Hay que asombrarse de la sutil e insondable inteligencia de nuestras criaturas. La atención se está convirtiendo, poco a poco, y según los expertos más atentos, en el gran valor de nuestro tiempo
Fijándome, he caído en una vieja verdad pedagógica que trata, justo, de la atención. ¿No echamos más cuenta a nuestros hijos cuando se portan peor o no comen o se pelean o gritan? Les reñimos con energía llevados por nuestro agudo sentido del deber y el deseo de mejorarlos.
Pero entonces, aunque les riñamos o castiguemos, les premiamos. Y al revés: si que se porten bien se convierte en nuestra coartada para descansar de ellos, les castigamos. Nada valoran tanto como nuestra atención. Tanto, que nuestras broncas pueden compensarles, si así estamos más pendientes. ¿Terminamos fomentando sin querer lo que no queremos porque eso produce una atención instantánea e intensa?
Hay que asombrarse de la sutil e insondable inteligencia de nuestras criaturas. La atención se está convirtiendo, poco a poco, y según los expertos más atentos, en el gran valor de nuestro tiempo. El más amenazado también. Las nuevas tecnologías hacen mucho daño a nuestra capacidad de concentración y todo el mundo sabe hasta qué punto las redes sociales pueden distanciarte de los que tienes al lado. Hay quien trabaja ya con la idea de que la atención es el nuevo coeficiente intelectual y lo que diferencia a las personas más eficientes. En realidad, todo esto lo sabían los clásicos, que consideraban la atención un efecto directo del amor y uno de los más valiosos subproductos del arte.
Por instinto, los hijos están dispuestos a cualquier sacrificio por conseguir y acaparar el bien de la atención de sus padres, incluso el de portarse mal. Hace poco leí que, en español, italiano y portugués, la atención se presta; en francés, se hace; en inglés, se paga y en alemán se regala. A esa curiosidad de idiomas comparados, habría que sumar que nuestros hijos la arrebatan. Con las armas que les dejamos y que suelen ser, ay, la trastada y el desorden.
Ahora bien, podríamos ofrecer otras alternativas a estos pequeños seres maquiavélicos. Repartir nuestra atención a partes iguales entre el elogio a lo que hacen bien, que es más, y el alarido por lo que hacen mal. Uno de los siete sabios de Grecia, Solón de Atenas, aconsejaba al gobernante que se sostuviese sobre dos piernas simétricas: el castigo y el premio. Cualquier otra cosa sería cojear; aunque yo, con nuestros hijos, sería partidario de una leve cojera elegante a favor del favor. Agustín de Hipona ya dijo que el mal, en verdad, no existe: solo es ausencia de bien. ¿Vamos a darle más importancia a un vacío metafísico que a la gloria sustancial de lo bueno?

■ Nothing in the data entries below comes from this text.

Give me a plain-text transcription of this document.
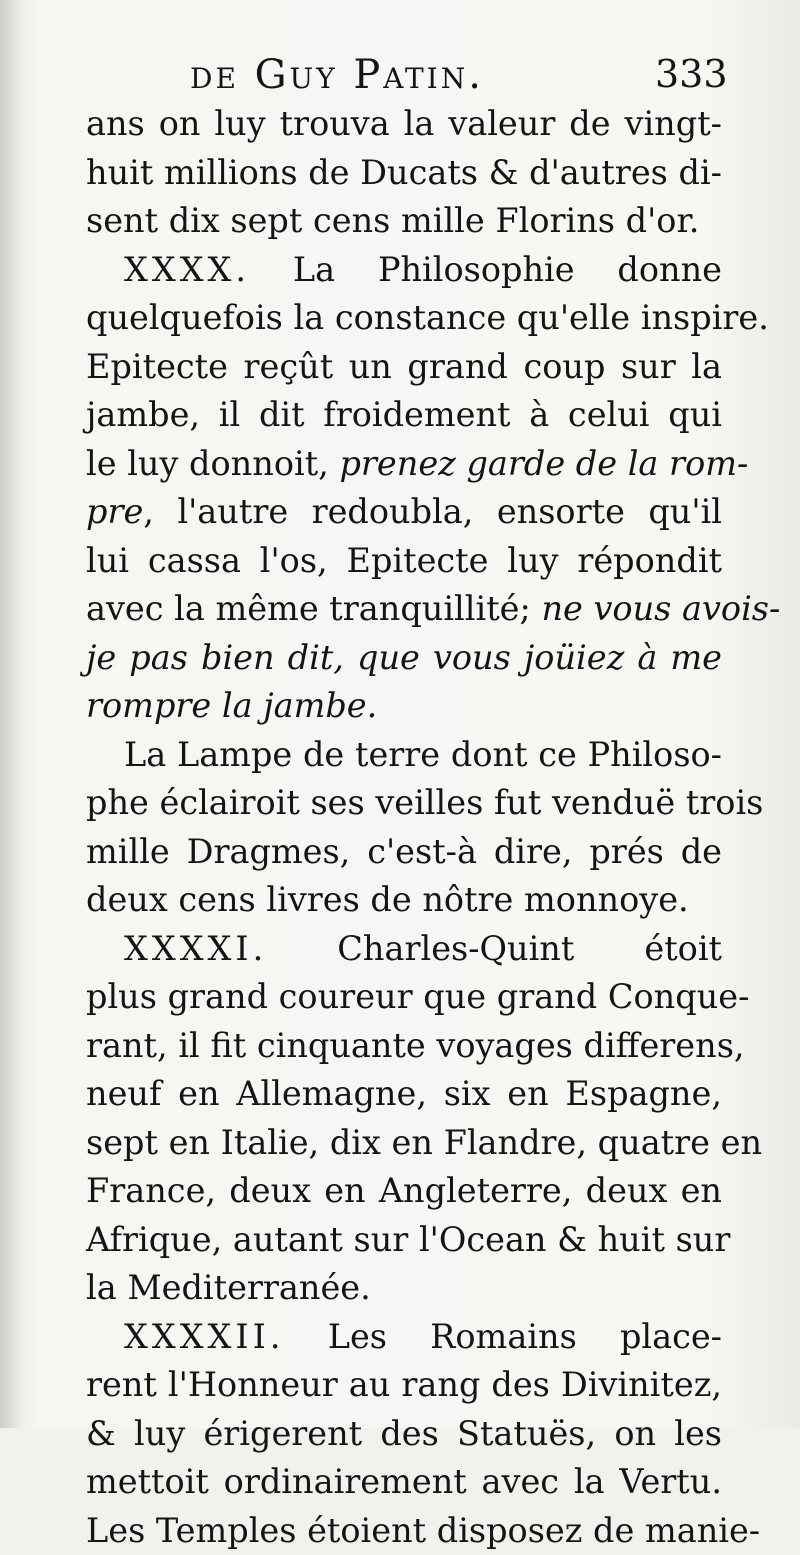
de Guy Patin.	333
ans on luy trouva la valeur de vingt-
huit millions de Ducats & d'autres di-
sent dix sept cens mille Florins d'or.
XXXX. La Philosophie donne
quelquefois la constance qu'elle inspire.
Epitecte reçût un grand coup sur la
jambe, il dit froidement à celui qui
le luy donnoit, prenez garde de la rom-
pre, l'autre redoubla, ensorte qu'il
lui cassa l'os, Epitecte luy répondit
avec la même tranquillité; ne vous avois-
je pas bien dit, que vous joüiez à me
rompre la jambe.
La Lampe de terre dont ce Philoso-
phe éclairoit ses veilles fut venduë trois
mille Dragmes, c'est-à dire, prés de
deux cens livres de nôtre monnoye.
XXXXI. Charles-Quint étoit
plus grand coureur que grand Conque-
rant, il fit cinquante voyages differens,
neuf en Allemagne, six en Espagne,
sept en Italie, dix en Flandre, quatre en
France, deux en Angleterre, deux en
Afrique, autant sur l'Ocean & huit sur
la Mediterranée.
XXXXII. Les Romains place-
rent l'Honneur au rang des Divinitez,
& luy érigerent des Statuës, on les
mettoit ordinairement avec la Vertu.
Les Temples étoient disposez de manie-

Pero ¿no sería dejación de funciones? ¡Oh, no! Hay otros sistemas pedagógicos. Está el aristocrático, muy eficaz si vemos lo educaditos que solían estar esos retoños. Consiste en que los padres disfrutan un rato con los niños mientras se portan cual príncipes rococós. Al primer conato de revolución, se toca una campanilla, aparece una nanny inmediata y solícita y se priva a los hijos del privilegio que por naturaleza más desean: estar con sus padres. Es limpio y cómodo, pero, vaya, imperfecto: resulta complejo, con contraindicaciones y, sobre todo, caro…
Segunda opción. Castigar a nuestros hijos con el látigo de nuestra indiferencia, siempre que sus travesuras nos permitan mirar para otro lado. Como los padres alguna vez tenemos que descansar, hacerlo, precisamente, cuando no merezcan nuestra admiración. Nosotros respiramos algo y ellos, de paso, aprenden que zascandileando no se apoderarán de nuestro tiempo.
Habrá que reconvenirles a veces, qué remedio. Ni entonces todo está perdido. Propongo graduar la implicación personal. Reñirles con prisa, cortando por lo sano, tajantes, expeditivos, sin eternizar el conflicto (cuidado con los preadolescentes) y sin traslucir angustia personal. Guardar nuestra implicación, energía y entusiasmo para la alabanza y el aplauso. Estoy seguro de que este método de atención asertiva producirá grandes efectos en su comportamiento y, en el peor de los casos, les habremos dejado claro que, en la jerarquía del ser, lo bueno y lo hermoso valen infinitamente más que la lata y el follón.